The following is a full transcript of the interview:
David Ferguson:Good morning and welcome to China.org.cn. I am David Ferguson and I am delighted to be able to invite you this morning to a live broadcast with Professor Zhou Hanmin.
Zhou Hanmin: Hi.
David Ferguson:Professor Zhou is the vice director of the World Expo 2010 Shanghai Executive Committee and a member of the Standing Committee of the 11th National Committee of the Chinese People's Political Consultative Conference (CPPCC). Professor Zhou, welcome to China.org.cn and thank you for taking time from what must be a very busy schedule to meet our netizens this morning.
Professor Zhou will be familiar to many netizens. He has a long and distinguished career as a lawyer and a teacher in the field of international economic and commercial law, specializing in such topics as GATT and the WTO. He was assigned to Paris in 2002 to take charge of Shanghai's successful bid for World Expo 2010. Professor Zhou, if I might move on to the first question:
In 2002 when Shanghai was awarded the 2010 Expo, the BBC reported that the people of the city were celebrating in the streets. 7 years on is the general view of Expo in Shanghai still so positive?
Zhou Hanmin: When the excitement was going on in Shanghai streets, I was in Paris, as a matter of fact in Monaco for the voting. After a very serious competition with another four or five countries, namely Russia, South Korea, Mexico, and Poland – at that moment Argentina withdrew due to the internal financial crisis, so the final round of competition was just for five countries. After four rounds of votes China got the honor to host the World Expo 2010.
I was also interviewed overseas by live line to understand what I was thinking at that moment. Frankly speaking I had a very peaceful mind at that moment because after the very great endeavor in the bidding, the victory was to be expected. However I am not going on to let you have the full picture of the past. I will just try stick to the question you ask for.

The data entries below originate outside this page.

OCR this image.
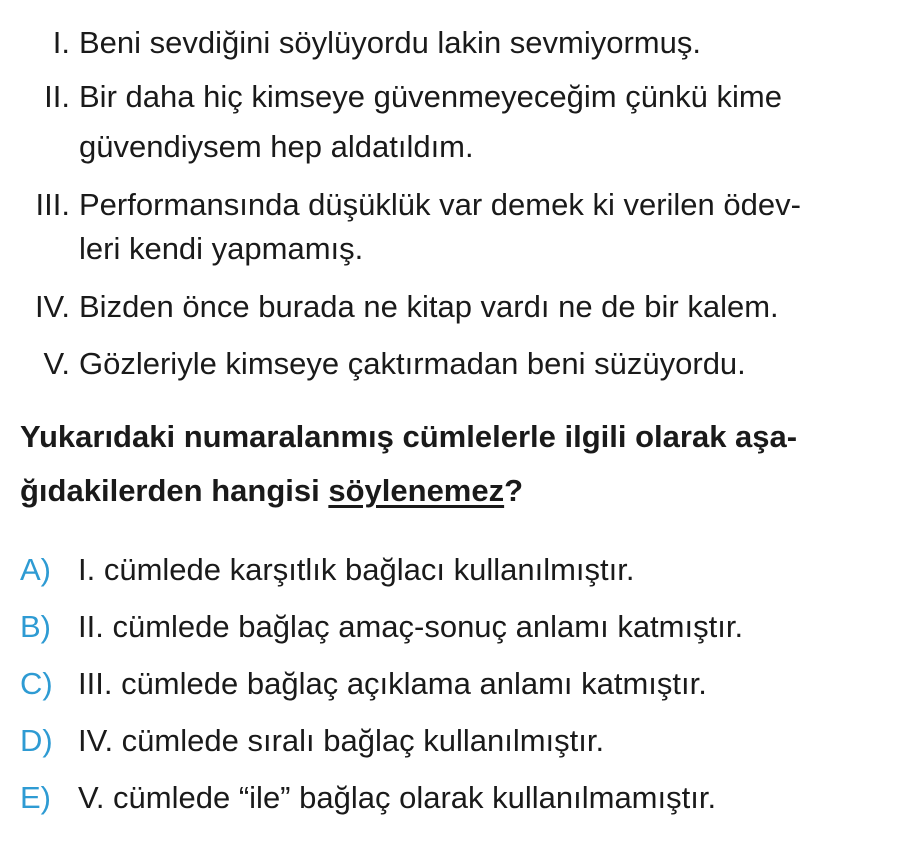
I. Beni sevdiğini söylüyordu lakin sevmiyormuş.
II. Bir daha hiç kimseye güvenmeyeceğim çünkü kime
güvendiysem hep aldatıldım.
III. Performansında düşüklük var demek ki verilen ödev-
leri kendi yapmamış.
IV. Bizden önce burada ne kitap vardı ne de bir kalem.
V. Gözleriyle kimseye çaktırmadan beni süzüyordu.
Yukarıdaki numaralanmış cümlelerle ilgili olarak aşa-
ğıdakilerden hangisi söylenemez?
A) I. cümlede karşıtlık bağlacı kullanılmıştır.
B) II. cümlede bağlaç amaç-sonuç anlamı katmıştır.
C) III. cümlede bağlaç açıklama anlamı katmıştır.
D) IV. cümlede sıralı bağlaç kullanılmıştır.
E) V. cümlede “ile” bağlaç olarak kullanılmamıştır.
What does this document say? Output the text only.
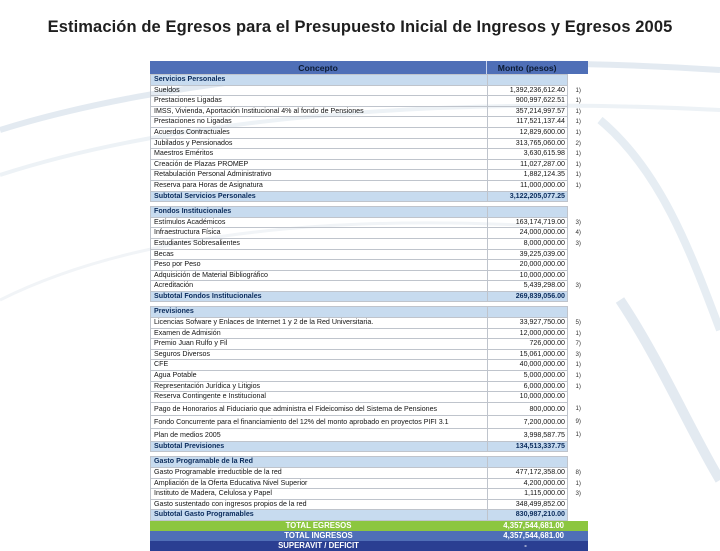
Estimación de Egresos para el Presupuesto Inicial de Ingresos y Egresos 2005
Concepto	Monto (pesos)
Servicios Personales		
Sueldos	1,392,236,612.40	1)
Prestaciones Ligadas	900,997,622.51	1)
IMSS, Vivienda, Aportación Institucional 4% al fondo de Pensiones	357,214,997.57	1)
Prestaciones no Ligadas	117,521,137.44	1)
Acuerdos Contractuales	12,829,600.00	1)
Jubilados y Pensionados	313,765,060.00	2)
Maestros Eméritos	3,630,615.98	1)
Creación de Plazas PROMEP	11,027,287.00	1)
Retabulación Personal Administrativo	1,882,124.35	1)
Reserva para Horas de Asignatura	11,000,000.00	1)
Subtotal Servicios Personales	3,122,205,077.25	

Fondos Institucionales		
Estímulos Académicos	163,174,719.00	3)
Infraestructura Física	24,000,000.00	4)
Estudiantes Sobresalientes	8,000,000.00	3)
Becas	39,225,039.00	
Peso por Peso	20,000,000.00	
Adquisición de Material Bibliográfico	10,000,000.00	
Acreditación	5,439,298.00	3)
Subtotal Fondos Institucionales	269,839,056.00	

Previsiones		
Licencias Sofware y Enlaces de Internet 1 y 2 de la Red Universitaria.	33,927,750.00	5)
Examen de Admisión	12,000,000.00	1)
Premio Juan Rulfo y Fil	726,000.00	7)
Seguros Diversos	15,061,000.00	3)
CFE	40,000,000.00	1)
Agua Potable	5,000,000.00	1)
Representación Jurídica y Litigios	6,000,000.00	1)
Reserva Contingente e Institucional	10,000,000.00	
Pago de Honorarios al Fiduciario que administra el Fideicomiso del Sistema de Pensiones	800,000.00	1)
Fondo Concurrente para el financiamiento del 12% del monto aprobado en proyectos PIFI 3.1	7,200,000.00	9)
Plan de medios 2005	3,998,587.75	1)
Subtotal Previsiones	134,513,337.75	

Gasto Programable de la Red		
Gasto Programable irreductible de la red	477,172,358.00	8)
Ampliación de la Oferta Educativa Nivel Superior	4,200,000.00	1)
Instituto de Madera, Celulosa y Papel	1,115,000.00	3)
Gasto sustentado con ingresos propios de la red	348,499,852.00	
Subtotal Gasto Programables	830,987,210.00	
TOTAL EGRESOS	4,357,544,681.00
TOTAL INGRESOS	4,357,544,681.00
SUPERAVIT / DEFICIT	-
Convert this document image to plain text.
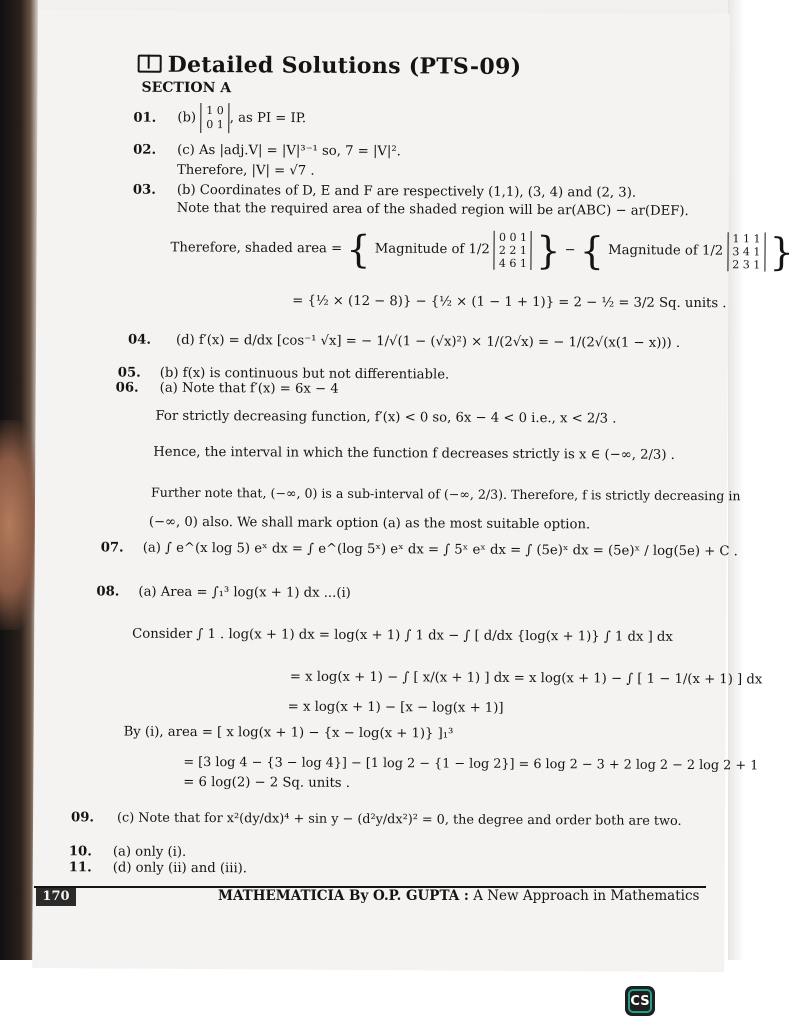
Detailed Solutions (PTS-09)
SECTION A
01. (b) 1 0
0 1 , as PI = IP.
02. (c) As |adj.V| = |V|³⁻¹ so, 7 = |V|².
Therefore, |V| = √7 .
03. (b) Coordinates of D, E and F are respectively (1,1), (3, 4) and (2, 3).
Note that the required area of the shaded region will be ar(ABC) − ar(DEF).
Therefore, shaded area = { Magnitude of 1/2
0 0 1
2 2 1
4 6 1 } − { Magnitude of 1/2
1 1 1
3 4 1
2 3 1 }
= {½ × (12 − 8)} − {½ × (1 − 1 + 1)} = 2 − ½ = 3/2 Sq. units .
04. (d) f′(x) = d/dx [cos⁻¹ √x] = − 1/√(1 − (√x)²) × 1/(2√x) = − 1/(2√(x(1 − x))) .
05. (b) f(x) is continuous but not differentiable.
06. (a) Note that f′(x) = 6x − 4
For strictly decreasing function, f′(x) < 0 so, 6x − 4 < 0 i.e., x < 2/3 .
Hence, the interval in which the function f decreases strictly is x ∈ (−∞, 2/3) .
Further note that, (−∞, 0) is a sub-interval of (−∞, 2/3). Therefore, f is strictly decreasing in
(−∞, 0) also. We shall mark option (a) as the most suitable option.
07. (a) ∫ e^(x log 5) eˣ dx = ∫ e^(log 5ˣ) eˣ dx = ∫ 5ˣ eˣ dx = ∫ (5e)ˣ dx = (5e)ˣ / log(5e) + C .
08. (a) Area = ∫₁³ log(x + 1) dx ...(i)
Consider ∫ 1 . log(x + 1) dx = log(x + 1) ∫ 1 dx − ∫ [ d/dx {log(x + 1)} ∫ 1 dx ] dx
= x log(x + 1) − ∫ [ x/(x + 1) ] dx = x log(x + 1) − ∫ [ 1 − 1/(x + 1) ] dx
= x log(x + 1) − [x − log(x + 1)]
By (i), area = [ x log(x + 1) − {x − log(x + 1)} ]₁³
= [3 log 4 − {3 − log 4}] − [1 log 2 − {1 − log 2}] = 6 log 2 − 3 + 2 log 2 − 2 log 2 + 1
= 6 log(2) − 2 Sq. units .
09. (c) Note that for x²(dy/dx)⁴ + sin y − (d²y/dx²)² = 0, the degree and order both are two.
10. (a) only (i).
11. (d) only (ii) and (iii).
170	MATHEMATICIA By O.P. GUPTA : A New Approach in Mathematics
CS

Is it still positive? The answer is yes and even more because people understand very well this is not a city endeavor. This is a responsibility and honor for the whole nation – the first time a developing country in the world is going to host a registered world exposition. Expositions can be classified into two categories: The first one we call a large one, a "world-registered' expo, a smaller one we call "recognized". In the whole history of world expositions, ever since the first one was held in London in 1851, this is the first time a developing country is going to host the World Exposition.
So at that moment we had a kind of very important guideline for our work. If we try to bring Expo home it means we bring the whole world home. That's why we hope all countries around the world, no matter big or small, rich or poor, no matter the geographical locations or even no matter the political relations with China, with or without formal and diplomatic relations with China, no country should be marginalized from this very land.
So this is the first and foremost commitment – to let the Shanghai Exposition be a platform for a peaceful dialogue among different civilizations and nations. And second, we try to have or we try to attract over 70 million visitors in total. These too are kept up in our mind with strong support nationwide as well as worldwide.